We can now easily make an ORFik experiment from the data we have:

txdb_file <- paste0(annotation["gtf"], ".db") # Get txdb file, not raw gtf
fa <- annotation["genome"]
create.experiment(exper = "yeast_exp_RNA",
                  dir = paste0(output.dir.rna, "/aligned/"),
                  txdb = txdb_file, fa = fa, 
                  organism = "Saccharomyces cerevisiae",
                  viewTemplate = FALSE, 
                  pairedEndBam = c(T) # True/False per bam file
                  )

The files is now saved to default directory which is: saveDir = “~/Bio_data/ORFik_experiments/”

df <- read.experiment("yeast_exp_RNA")
  )

If you are not happy with the libtype, stage, replicates and so on for the file, you can edit the ORFik experiment in Libre Office, Excel or another spreadsheet viewer.

3.1 convert libraries to new formats

Now you have an experiment, but bam files are big and slow to load. Let’s convert to some faster formats.

If you want optimzed format identical to bam file, use .ofst. (Fastest, not readable in IGV)

  remove.experiments(df)
  convertLibs(df, type = "ofst")

If you want peaks only, use wig files (Fast, readable in IGV)

  remove.experiments(df)
  convertLibs(df, type = "wig")

As an example of how to load the data to R in the optimized format .ofst.

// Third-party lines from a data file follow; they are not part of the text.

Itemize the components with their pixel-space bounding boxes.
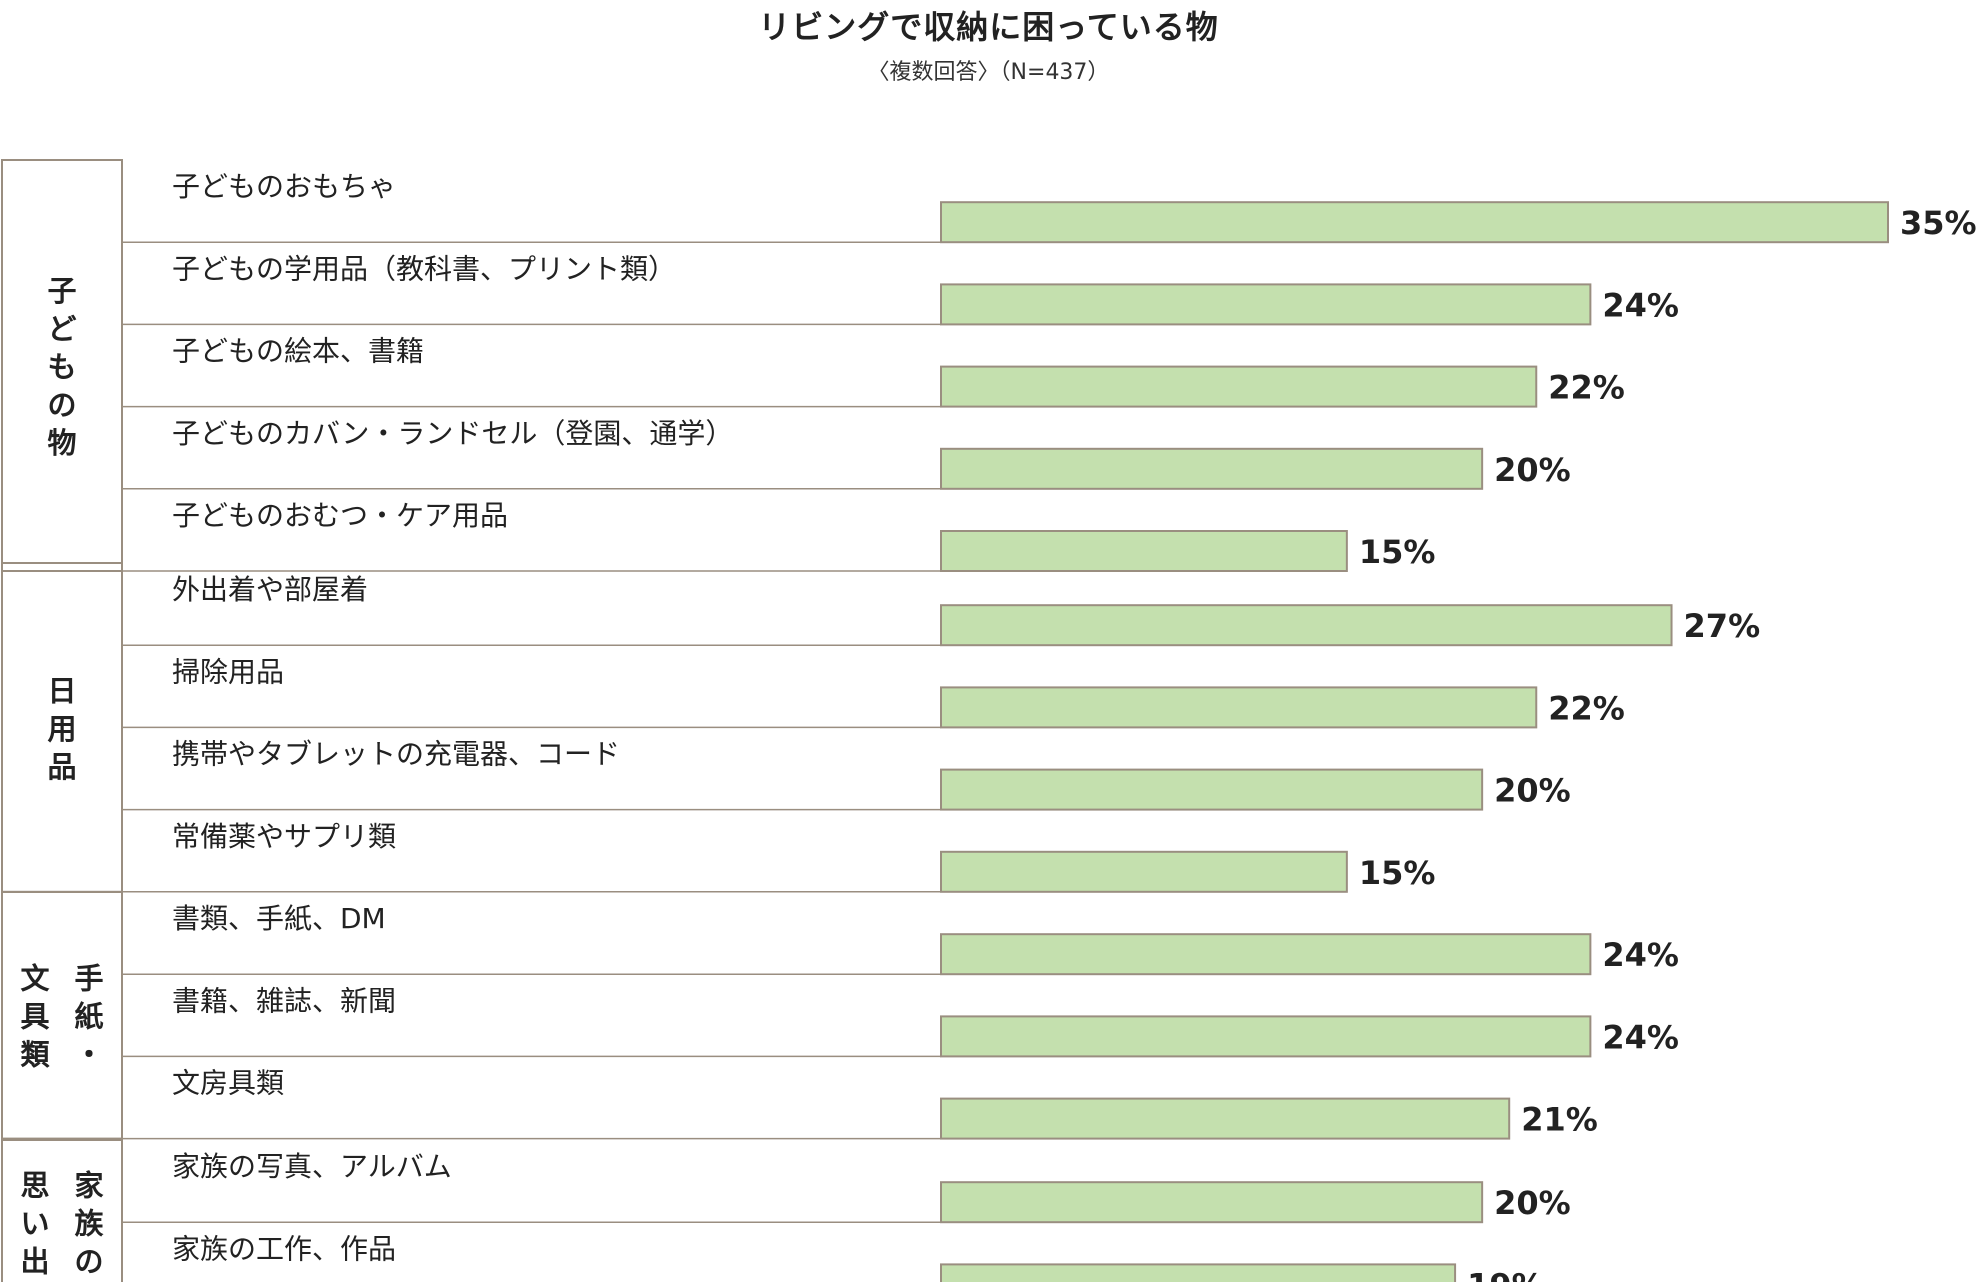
category-label-char: 出 <box>20 1245 49 1279</box>
bar <box>940 530 1348 572</box>
chart-title: リビングで収納に困っている物 <box>758 8 1219 46</box>
bar-label: 家族の工作、作品 <box>172 1232 396 1265</box>
bar-label: 文房具類 <box>172 1067 284 1100</box>
category-label-char: 子 <box>47 274 76 308</box>
bar-value-label: 24% <box>1602 1018 1679 1056</box>
bar <box>940 1097 1511 1140</box>
chart-subtitle: 〈複数回答〉（N=437） <box>867 60 1110 85</box>
bar-value-label: 22% <box>1548 369 1625 407</box>
category-label-char: 家 <box>74 1169 103 1203</box>
bar-label: 子どもの学用品（教科書、プリント類） <box>172 252 676 285</box>
bar <box>940 201 1889 244</box>
category-label-char: の <box>47 388 76 422</box>
category-label-char: 具 <box>20 1000 49 1034</box>
category-label-char: 紙 <box>74 1000 103 1034</box>
bar-label: 家族の写真、アルバム <box>172 1150 452 1183</box>
category-label-char: ・ <box>74 1038 103 1072</box>
category-label-char: の <box>74 1245 103 1279</box>
bar <box>940 365 1538 408</box>
bar-value-label: 15% <box>1359 533 1436 571</box>
bar <box>940 850 1348 893</box>
category-label-char: 思 <box>20 1169 49 1203</box>
bar-label: 書籍、雑誌、新聞 <box>172 984 396 1017</box>
bar-value-label: 20% <box>1494 772 1571 810</box>
bar-label: 書類、手紙、DM <box>172 902 386 935</box>
bar-value-label: 15% <box>1359 854 1436 892</box>
bar-value-label: 20% <box>1494 1184 1571 1222</box>
bar-value-label: 19% <box>1467 1266 1544 1282</box>
bar-value-label: 24% <box>1602 936 1679 974</box>
category-label-char: ど <box>47 312 76 346</box>
bar <box>940 283 1592 326</box>
bar-value-label: 35% <box>1900 204 1977 242</box>
bar-value-label: 24% <box>1602 286 1679 324</box>
category-label-char: 類 <box>20 1038 50 1072</box>
category-box <box>1 891 123 1140</box>
bar-value-label: 21% <box>1521 1101 1598 1139</box>
category-label-char: 品 <box>47 750 76 784</box>
bar-label: 子どもの絵本、書籍 <box>172 335 424 368</box>
bar <box>940 1015 1592 1058</box>
category-label-char: い <box>20 1207 49 1241</box>
bar <box>940 768 1484 811</box>
bar <box>940 1263 1457 1282</box>
bar-value-label: 20% <box>1494 451 1571 489</box>
category-label-char: 族 <box>74 1207 104 1241</box>
bar-value-label: 22% <box>1548 689 1625 727</box>
bar-label: 携帯やタブレットの充電器、コード <box>172 738 620 771</box>
bar <box>940 933 1592 976</box>
category-label-char: 文 <box>20 962 50 996</box>
bar-label: 掃除用品 <box>172 655 284 688</box>
bar <box>940 1181 1484 1224</box>
category-label-char: も <box>47 350 76 384</box>
bar-label: 子どものおむつ・ケア用品 <box>172 499 508 532</box>
category-box <box>1 159 123 572</box>
bar-label: 常備薬やサプリ類 <box>172 820 396 853</box>
category-label-char: 物 <box>47 426 76 460</box>
bar <box>940 686 1538 729</box>
bar-label: 子どものおもちゃ <box>172 170 396 203</box>
bar <box>940 447 1484 490</box>
category-label-char: 日 <box>47 674 76 708</box>
bar <box>940 604 1673 647</box>
category-label-char: 用 <box>47 712 76 746</box>
bar-label: 外出着や部屋着 <box>172 573 368 606</box>
category-label-char: 手 <box>74 962 103 996</box>
bar-label: 子どものカバン・ランドセル（登園、通学） <box>172 417 733 450</box>
bar-value-label: 27% <box>1684 607 1761 645</box>
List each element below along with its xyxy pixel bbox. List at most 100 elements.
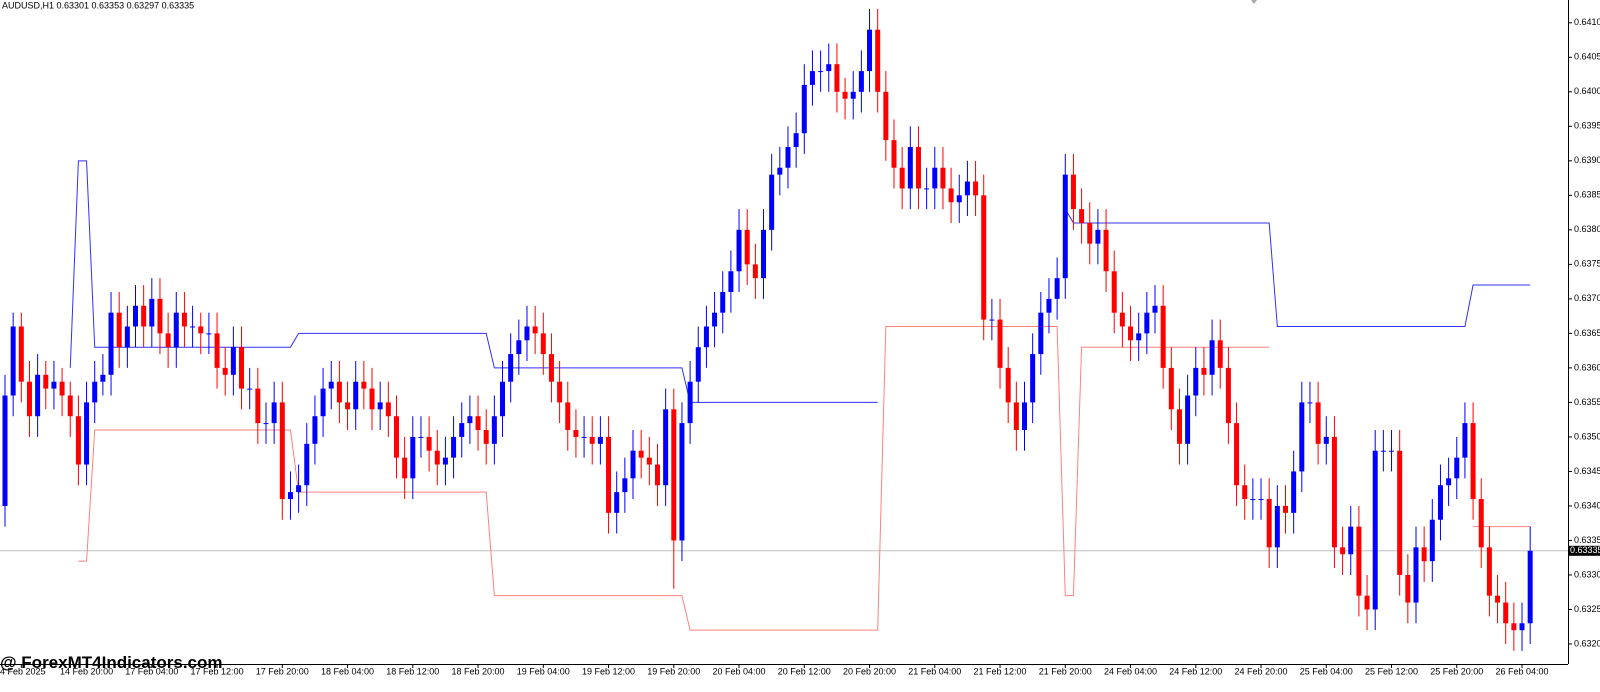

3.2 Outputting libraries to R

This will output the libraries to the environment specified, default .GlobalEnv (the default R environment). The files are named from the experiment table RNA_1_WT, RNA_1_treated etc.

remove.experiments(df)
outputLibs(df, type = "ofst")

If I rather want the wig format files:

  remove.experiments(df)
  outputLibs(df, type = "wig")

3.3 Post alignment QC report

See ?QCreport for details of what you will get as output

  QCreport(df)

3.4 FPKM values (normalized counts)

After you have run QCreport you will have count tables of peaks over the mrna’s, 5’ UTRs, CDS and 3’ UTRs.

Let’s do an example to find the ratio between fpkm of between the CDS and mRNAs transcript regions.

  mrna <- countTable(df, region = "mrna", type = "fpkm")
  cds <- countTable(df, region = "cds", type = "fpkm")
  ratio <- cds / mrna

We now have a ratio of fpkm values between CDS and mrna.